Sens. Debbie Stabenow (D-Mich.), Ron Wyden (D-Oreg.), and Pat Roberts (R-Kans.) sent letters to Health and Human Services Secretary Mike Leavitt immediately after the CMS May 1 announcement, warning that the cuts “could have unfortunate and unintended results both for patients and for the Medicare program, including diminished care for seniors and higher costs for taxpayers.” The senators said CMS is failing to recognize other changes in Medicare policy that have resulted in an increased number of high- acuity patients receiving care in SNFs since the RUG rates were revised in 2005 and coincided with a separate policy initiative to shift certain categories of Medicare patients who needed rehabilitation to SNFs.

“Payment policy should support, not undercut, SNFs' ability to care for the growing numbers of high-acuity patients who need intensive rehabilitation,” they said. According to AHCA and the Alliance, these patients would have otherwise been cared for in higher-cost facilities, resulting in estimated savings of $709 million to Medicare in 2006 alone.

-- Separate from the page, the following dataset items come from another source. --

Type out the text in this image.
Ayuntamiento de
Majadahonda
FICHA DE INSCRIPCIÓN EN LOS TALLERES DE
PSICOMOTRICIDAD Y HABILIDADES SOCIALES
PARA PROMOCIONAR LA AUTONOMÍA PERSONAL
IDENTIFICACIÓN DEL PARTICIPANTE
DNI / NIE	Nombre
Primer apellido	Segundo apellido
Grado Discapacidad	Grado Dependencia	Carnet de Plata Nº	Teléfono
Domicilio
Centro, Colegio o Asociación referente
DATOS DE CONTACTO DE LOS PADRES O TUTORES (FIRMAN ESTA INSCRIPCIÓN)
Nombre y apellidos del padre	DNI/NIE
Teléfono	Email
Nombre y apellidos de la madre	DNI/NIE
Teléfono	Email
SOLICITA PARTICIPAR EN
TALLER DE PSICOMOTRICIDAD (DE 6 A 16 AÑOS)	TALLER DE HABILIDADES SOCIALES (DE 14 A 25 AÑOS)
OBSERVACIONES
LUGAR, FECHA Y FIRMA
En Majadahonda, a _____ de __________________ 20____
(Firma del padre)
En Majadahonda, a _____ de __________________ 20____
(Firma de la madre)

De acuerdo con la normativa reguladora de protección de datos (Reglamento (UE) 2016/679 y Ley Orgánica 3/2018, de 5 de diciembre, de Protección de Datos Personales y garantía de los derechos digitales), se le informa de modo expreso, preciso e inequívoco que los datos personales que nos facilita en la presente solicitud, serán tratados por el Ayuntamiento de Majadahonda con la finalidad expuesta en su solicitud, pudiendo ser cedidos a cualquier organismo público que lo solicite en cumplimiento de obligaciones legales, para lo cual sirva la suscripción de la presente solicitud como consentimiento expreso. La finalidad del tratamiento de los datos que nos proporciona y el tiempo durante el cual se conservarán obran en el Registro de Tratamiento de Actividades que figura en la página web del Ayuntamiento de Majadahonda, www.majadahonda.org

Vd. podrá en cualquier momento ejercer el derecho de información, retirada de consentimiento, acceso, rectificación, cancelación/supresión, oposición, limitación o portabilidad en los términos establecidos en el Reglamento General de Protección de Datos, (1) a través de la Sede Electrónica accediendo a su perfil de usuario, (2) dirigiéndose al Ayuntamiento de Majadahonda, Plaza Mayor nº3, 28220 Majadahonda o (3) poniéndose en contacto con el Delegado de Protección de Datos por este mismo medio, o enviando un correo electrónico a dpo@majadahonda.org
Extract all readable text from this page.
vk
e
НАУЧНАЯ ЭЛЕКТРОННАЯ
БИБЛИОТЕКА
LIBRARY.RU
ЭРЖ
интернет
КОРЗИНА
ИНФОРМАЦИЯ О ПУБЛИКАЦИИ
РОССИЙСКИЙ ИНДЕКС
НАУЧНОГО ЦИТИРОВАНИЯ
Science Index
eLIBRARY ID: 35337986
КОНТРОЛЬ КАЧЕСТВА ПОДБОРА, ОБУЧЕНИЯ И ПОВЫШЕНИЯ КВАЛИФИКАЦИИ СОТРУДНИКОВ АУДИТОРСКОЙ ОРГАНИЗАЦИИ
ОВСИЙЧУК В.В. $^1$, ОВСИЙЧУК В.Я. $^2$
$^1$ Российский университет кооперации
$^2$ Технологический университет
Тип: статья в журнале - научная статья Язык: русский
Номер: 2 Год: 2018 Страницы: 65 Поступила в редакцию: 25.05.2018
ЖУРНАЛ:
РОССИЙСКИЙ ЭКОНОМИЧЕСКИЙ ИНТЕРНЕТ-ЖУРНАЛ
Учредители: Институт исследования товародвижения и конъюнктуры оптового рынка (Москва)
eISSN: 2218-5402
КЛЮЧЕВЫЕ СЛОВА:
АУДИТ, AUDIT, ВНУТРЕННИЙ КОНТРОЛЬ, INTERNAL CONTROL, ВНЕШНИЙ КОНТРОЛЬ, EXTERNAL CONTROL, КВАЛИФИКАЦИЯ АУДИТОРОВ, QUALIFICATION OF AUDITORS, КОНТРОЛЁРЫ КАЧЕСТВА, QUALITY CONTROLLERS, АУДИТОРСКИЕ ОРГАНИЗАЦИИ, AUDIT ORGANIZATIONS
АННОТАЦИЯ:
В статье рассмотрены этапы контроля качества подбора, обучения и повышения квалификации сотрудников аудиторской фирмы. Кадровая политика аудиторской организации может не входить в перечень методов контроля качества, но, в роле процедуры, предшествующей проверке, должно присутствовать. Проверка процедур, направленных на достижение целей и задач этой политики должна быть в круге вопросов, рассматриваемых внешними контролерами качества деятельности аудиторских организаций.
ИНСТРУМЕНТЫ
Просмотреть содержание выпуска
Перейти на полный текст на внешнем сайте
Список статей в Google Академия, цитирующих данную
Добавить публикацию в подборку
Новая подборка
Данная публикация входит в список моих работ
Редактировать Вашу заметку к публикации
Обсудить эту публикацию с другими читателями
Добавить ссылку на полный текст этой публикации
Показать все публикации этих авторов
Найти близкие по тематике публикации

The senators cautioned that “reducing payments would shift patients from SNFs to more expensive sites for care, ultimately defeating the goal of reduced payments.”

Bruce Yarwood, AHCA president and CEO, said current policy, as intended by existing law, improves the ability of SNFs to care for a higher-acuity patient population. “The CMS changes,” he warned, “gives with one hand and takes away with another–leaving frail, elderly seniors in greater jeopardy as a result.”

Alan Rosenbloom, Alliance president, said the cuts would “undermine our ongoing efforts to invest in and build the necessary clinical infrastructure to ensure care quality is maximized.” The proposal, he added, “will unquestionably place at risk our long-standing goals of increased efficiency and effectiveness—which benefits nursing home patients, our caregiver workforce, and taxpayers alike. Substantial modification is in order, and we urge Congress to carefully scrutinize this CMS directive.”